The Bullies and the Bullied – Who They Are
The results of this study demonstrate that “7.1% of day care children bullied other children, while 3.3% were bullied by others and 2.2% were bully-victims,” indicating, “a total of 12.6% of the children in the study were directly involved in bullying” (p. 389). The data also show that immigrant children and children with special needs were more often the victims of bullying than their peers. Gender differences among bullies also emerged, showing that boys, at 64.3% were more often bullies than girls at 35.7%; boys were also shown to more often become bully-victims at 62.5% than girls at 37.3% (p. 390).

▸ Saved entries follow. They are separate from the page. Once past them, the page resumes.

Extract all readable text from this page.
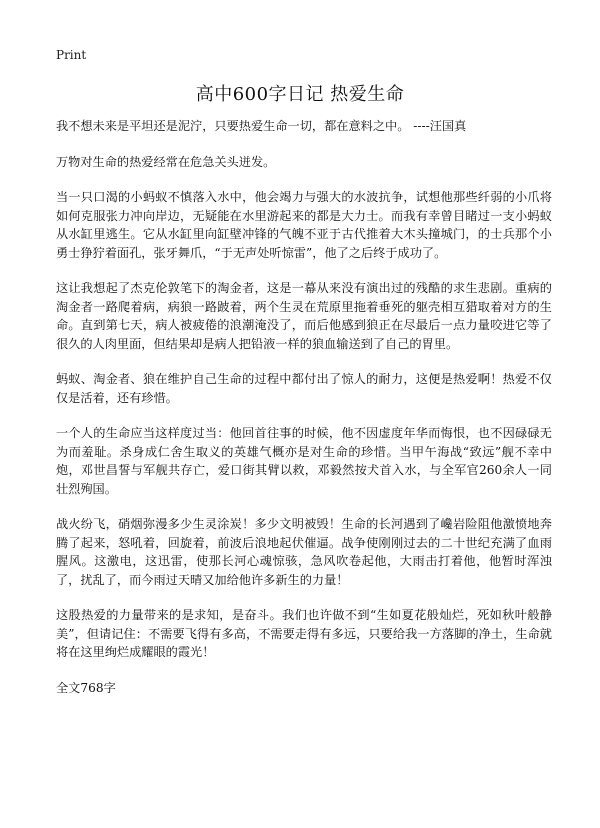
Print
高中600字日记 热爱生命

我不想未来是平坦还是泥泞，只要热爱生命一切，都在意料之中。 ----汪国真

万物对生命的热爱经常在危急关头迸发。

当一只口渴的小蚂蚁不慎落入水中，他会竭力与强大的水波抗争，试想他那些纤弱的小爪将如何克服张力冲向岸边，无疑能在水里游起来的都是大力士。而我有幸曾目睹过一支小蚂蚁从水缸里逃生。它从水缸里向缸壁冲锋的气魄不亚于古代推着大木头撞城门，的士兵那个小勇士狰狞着面孔，张牙舞爪，“于无声处听惊雷”，他了之后终于成功了。

这让我想起了杰克伦敦笔下的淘金者，这是一幕从来没有演出过的残酷的求生悲剧。重病的淘金者一路爬着病，病狼一路跛着，两个生灵在荒原里拖着垂死的躯壳相互猎取着对方的生命。直到第七天，病人被疲倦的浪潮淹没了，而后他感到狼正在尽最后一点力量咬进它等了很久的人肉里面，但结果却是病人把铅液一样的狼血输送到了自己的胃里。

蚂蚁、淘金者、狼在维护自己生命的过程中都付出了惊人的耐力，这便是热爱啊！热爱不仅仅是活着，还有珍惜。

一个人的生命应当这样度过当：他回首往事的时候，他不因虚度年华而悔恨，也不因碌碌无为而羞耻。杀身成仁舍生取义的英雄气概亦是对生命的珍惜。当甲午海战“致远”舰不幸中炮，邓世昌誓与军舰共存亡，爱口街其臂以救，邓毅然按犬首入水，与全军官260余人一同壮烈殉国。

战火纷飞，硝烟弥漫多少生灵涂炭！多少文明被毁！生命的长河遇到了巉岩险阻他激愤地奔腾了起来，怒吼着，回旋着，前波后浪地起伏催逼。战争使刚刚过去的二十世纪充满了血雨腥风。这激电，这迅雷，使那长河心魂惊骇，急风吹卷起他，大雨击打着他，他暂时浑浊了，扰乱了，而今雨过天晴又加给他许多新生的力量！

这股热爱的力量带来的是求知，是奋斗。我们也许做不到“生如夏花般灿烂，死如秋叶般静美”，但请记住：不需要飞得有多高，不需要走得有多远，只要给我一方落脚的净土，生命就将在这里绚烂成耀眼的霞光！

全文768字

Bullying Behaviors Delineated
Interestingly, though most young children equate physical aggression with bullying, the survey results reflect it as the least common type of bullying among participants. According to survey results, “the most common form of bulling was psychological bullying,” such as exclusion (p. 393). “The second most common form of bullying turned out to be different kinds of verbal bullying (8.18%), including name-calling, pointing, and laughing; physical bullying was less common (7.45%)” (p. 393).
Important Population Left Out
In Finland, every school is required by law to have an action plan designed to protect its students from bullying and peer harassment. Unfortunately, no legislation exists to include and hold accountable early educational settings. Kirves & Sajaniemi’s (2012) study highlights the importance of early intervention and encourages preventative programs to direct increased attention to a critical young population.
Alsaker, F. (1993). Isolation and maltreatment by peers in kindergarten: how to measure these phenomena and what are their consequences? Enfance, 47, 241-260.
Kirves, L. & Sajaniemi, N. (2012). Bullying in early education settings. Early Child Development and Care, 182 (3-4): p. 383-400.
Monks, C., Smith, P. and Swettenham, J. (2003). Aggressors, victims, and defenders in preschool: Peer, self, and teacher reports. Merrill-Palmer Quarterly, 49, 453-469.
Olweus, D. (1973). Hackkycklingar och översittare: Forskning om skolmobbning [Chopper chicks and bullies: Research on school bullying]. Stockholm: Almqvist & Wiksell.